Friday 22 August 2014

Friday 22nd October 2014 - Literature searching by students

We make a lot about research-led teaching.  I've often argued, including in this blog, that there is also teaching-led research.  I have several examples in my own biography of students asking me questions that have led me into investigations to find the answers - and which have sometimes led to publications.

Today I have been involved in one other aspect of teaching that influences research.  I have just been revising the reading lists for the various alternative project titles that I set my students as a crucial part of the delivery of my final year module.  I don't regard these simply as assessment tasks but also as key learning elements.  What I ask students to do is to produce an essay on a particular theme, comparing the way it works out in two different European countries.  For most this is the first time they have ever had experience of 'comparative method' and its benefits and pitfalls.  So it is a learning task as well as a party of the assessment for the module.

Of course, I give students suggested readings for each of the themes.  But I also encourage them to exercise their powers of literature search to identify further materials that are of relevance for the particular comparison they choose to make.  And many students display great skill in identifying materials of which I was unaware.

So what I have been doing today is to go through last year's essays to identify possible new references to give to this year's students - once I have checked them out to satisfy myself that they are indeed worthwhile additions to make.  And those references are now added to my own stock of understanding and ideas for future research use.  It's another example of how teaching can act to facilitate future research.

Thursday 14 August 2014

Thursday 14th August 2014 - Disposing of old journals; and media priorities on A level results day

I subscribe to four academic journals, each arriving regularly through the post.  I am also on the editorial boards of two more, one of which is published elsewhere in Europe and which similarly comes as hard copy, whilst the other went into on-line-only delivery about 4 years ago.  Those five physical journals bring me around 28 copies per year each.  That's quite a bit of shelving.

Some time ago I adopted what I learned from my librarian colleagues as a 'Zero Net Collections Growth' policy for my journals.  For every new copy that comes in I should throw one away.  The rule I have made for myself is to keep only 20 years' copies of journals.  Over the last couple of days I have been going through journals from 1993 and throwing them away - in principle putting on one side those copies where I want to cut out and keep one article for my offprints file.  In fact there are very few such articles - today I threw out about 16 copies but found only one article that I wanted to keep.

It's a reminder of one's past life, reading through the contents lists of journals published 20 years or so ago.  I'm surprised how many of the authors I either knew at the time or have got to know since.  In many cases I wonder what has happened to them since because what were household names in my field have often dropped away - I'm sure many are not yet of retirement age but I'm also sure they are no longer academics.  I've come across book reviews by me that I don't remember writing (nor remember reading the book - although I'm sure I did).  And in one or two cases (including a very distinguished colleague here in Sheffield) I'm surprised that the authors were publishing in these journals 20 years ago because I hadn't realised they were old enough to have been on the scene then.

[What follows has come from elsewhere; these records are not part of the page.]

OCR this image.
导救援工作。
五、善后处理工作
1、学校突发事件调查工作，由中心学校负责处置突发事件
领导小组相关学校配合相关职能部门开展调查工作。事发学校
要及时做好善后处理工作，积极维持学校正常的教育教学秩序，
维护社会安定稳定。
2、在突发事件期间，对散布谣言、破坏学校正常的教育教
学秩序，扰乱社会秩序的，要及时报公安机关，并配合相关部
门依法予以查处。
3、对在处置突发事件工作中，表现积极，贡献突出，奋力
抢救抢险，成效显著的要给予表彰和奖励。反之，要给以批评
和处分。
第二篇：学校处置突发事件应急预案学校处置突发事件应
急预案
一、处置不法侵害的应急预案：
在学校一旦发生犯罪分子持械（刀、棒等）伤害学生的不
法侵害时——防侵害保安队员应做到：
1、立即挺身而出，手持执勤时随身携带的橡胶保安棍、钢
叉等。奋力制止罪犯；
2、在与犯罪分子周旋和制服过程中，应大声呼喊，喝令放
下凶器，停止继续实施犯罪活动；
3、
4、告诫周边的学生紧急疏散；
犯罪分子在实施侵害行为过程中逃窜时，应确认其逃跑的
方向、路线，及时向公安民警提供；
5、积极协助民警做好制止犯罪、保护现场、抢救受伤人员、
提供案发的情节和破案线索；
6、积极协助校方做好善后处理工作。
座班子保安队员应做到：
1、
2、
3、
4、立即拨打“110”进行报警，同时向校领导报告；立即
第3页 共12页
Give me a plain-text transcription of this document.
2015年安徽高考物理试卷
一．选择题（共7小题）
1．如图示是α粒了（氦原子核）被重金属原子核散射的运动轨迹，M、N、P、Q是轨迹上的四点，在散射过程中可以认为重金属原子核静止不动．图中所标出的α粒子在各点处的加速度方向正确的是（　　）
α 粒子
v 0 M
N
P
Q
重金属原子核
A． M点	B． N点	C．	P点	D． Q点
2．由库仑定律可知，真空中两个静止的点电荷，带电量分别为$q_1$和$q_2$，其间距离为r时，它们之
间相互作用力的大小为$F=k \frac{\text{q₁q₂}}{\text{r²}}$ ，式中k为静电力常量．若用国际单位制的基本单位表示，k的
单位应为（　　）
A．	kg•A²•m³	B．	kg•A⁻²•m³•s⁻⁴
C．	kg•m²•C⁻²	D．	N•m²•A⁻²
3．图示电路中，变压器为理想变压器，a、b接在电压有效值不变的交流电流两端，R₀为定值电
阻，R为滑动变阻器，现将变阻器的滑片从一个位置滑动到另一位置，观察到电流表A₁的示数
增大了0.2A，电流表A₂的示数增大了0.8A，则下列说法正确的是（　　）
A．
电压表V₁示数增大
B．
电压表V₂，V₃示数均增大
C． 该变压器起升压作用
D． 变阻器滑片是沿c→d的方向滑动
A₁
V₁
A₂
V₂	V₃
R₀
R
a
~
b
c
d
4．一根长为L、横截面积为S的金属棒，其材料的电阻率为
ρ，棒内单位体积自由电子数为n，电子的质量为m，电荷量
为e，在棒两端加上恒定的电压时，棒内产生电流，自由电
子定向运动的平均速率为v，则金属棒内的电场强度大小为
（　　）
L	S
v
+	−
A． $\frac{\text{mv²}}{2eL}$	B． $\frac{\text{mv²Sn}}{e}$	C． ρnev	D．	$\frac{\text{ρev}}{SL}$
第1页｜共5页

But the major reflection is how few of the articles are really still of anything other than historical interest.  One or two in the copies I've thrown away were early analyses of the changes in Central and Eastern Europe in 1989-92, but most of their speculations about the future have proved wrong.  I would guess that in the social sciences the half-life of the average journal article is probably longer than in many other fields, for example in science, but there are very few articles from 1993 that are worth reading again, let alone keeping for future reference.  

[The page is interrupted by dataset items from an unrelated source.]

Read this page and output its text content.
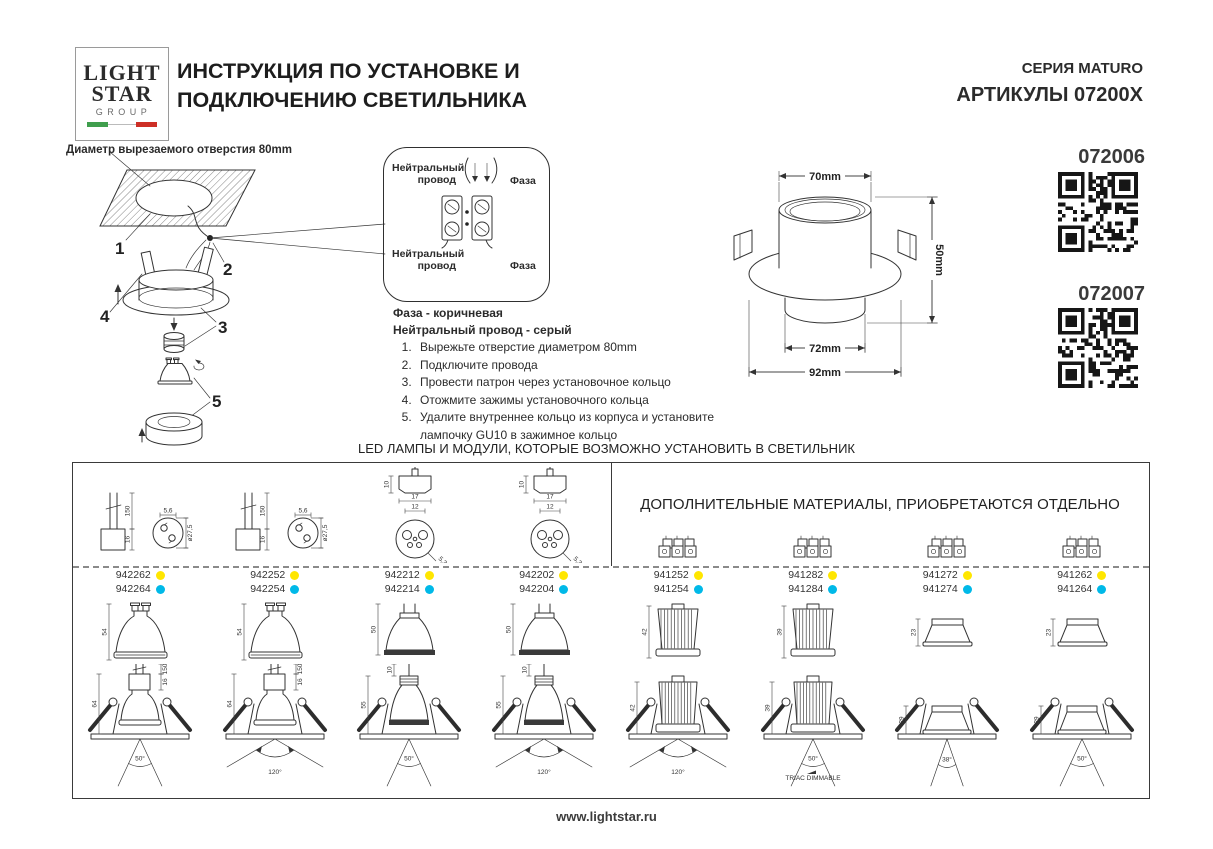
LIGHT
STAR
GROUP
ИНСТРУКЦИЯ ПО УСТАНОВКЕ И
ПОДКЛЮЧЕНИЮ СВЕТИЛЬНИКА
СЕРИЯ MATURO
АРТИКУЛЫ 07200X
Диаметр вырезаемого отверстия 80mm
1
2
4
3
5
Нейтральный провод	Фаза
Нейтральный провод	Фаза
Фаза - коричневая
Нейтральный провод - серый
1. Вырежьте отверстие диаметром 80mm
2. Подключите провода
3. Провести патрон через установочное кольцо
4. Отожмите зажимы установочного кольца
5. Удалите внутреннее кольцо из корпуса и установите лампочку GU10 в зажимное кольцо
70mm
50mm
72mm
92mm
072006
072007
LED ЛАМПЫ И МОДУЛИ, КОТОРЫЕ ВОЗМОЖНО УСТАНОВИТЬ В СВЕТИЛЬНИК
ДОПОЛНИТЕЛЬНЫЕ МАТЕРИАЛЫ, ПРИОБРЕТАЮТСЯ ОТДЕЛЬНО
150
16
5,6
ø27,5
942262
942264
54
64
150
16
50°
150
16
5,6
ø27,5
942252
942254
54
64
150
16
120°
10
17
12
5,3
942212
942214
50
55
10
50°
10
17
12
5,3
942202
942204
50
55
10
120°
941252
941254
42
42
120°
941282
941284
39
39
50°
TRIAC DIMMABLE
941272
941274
23
29
38°
941262
941264
23
29
50°
www.lightstar.ru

Perhaps I ought to cut the period of retention to 15 years, or even 10. Or perhaps I should just cancel my subscriptions entirely and depend on the on-line versions.

Oh - one other thing happened today.  Today was A level results day.  I spent the whole morning in the helpline room, and recorded two significant interviews for television channels - commenting on the significance of today for school leavers across England, Wales and Northern Ireland.  But at least one of those interviews wasn't broadcast.  The television station decided that accusations about sex abuse in the 1980s relating to a now 73-year old pop singer were more important than the futures of around a million of today's young people.    I don't share those views on relative priorities.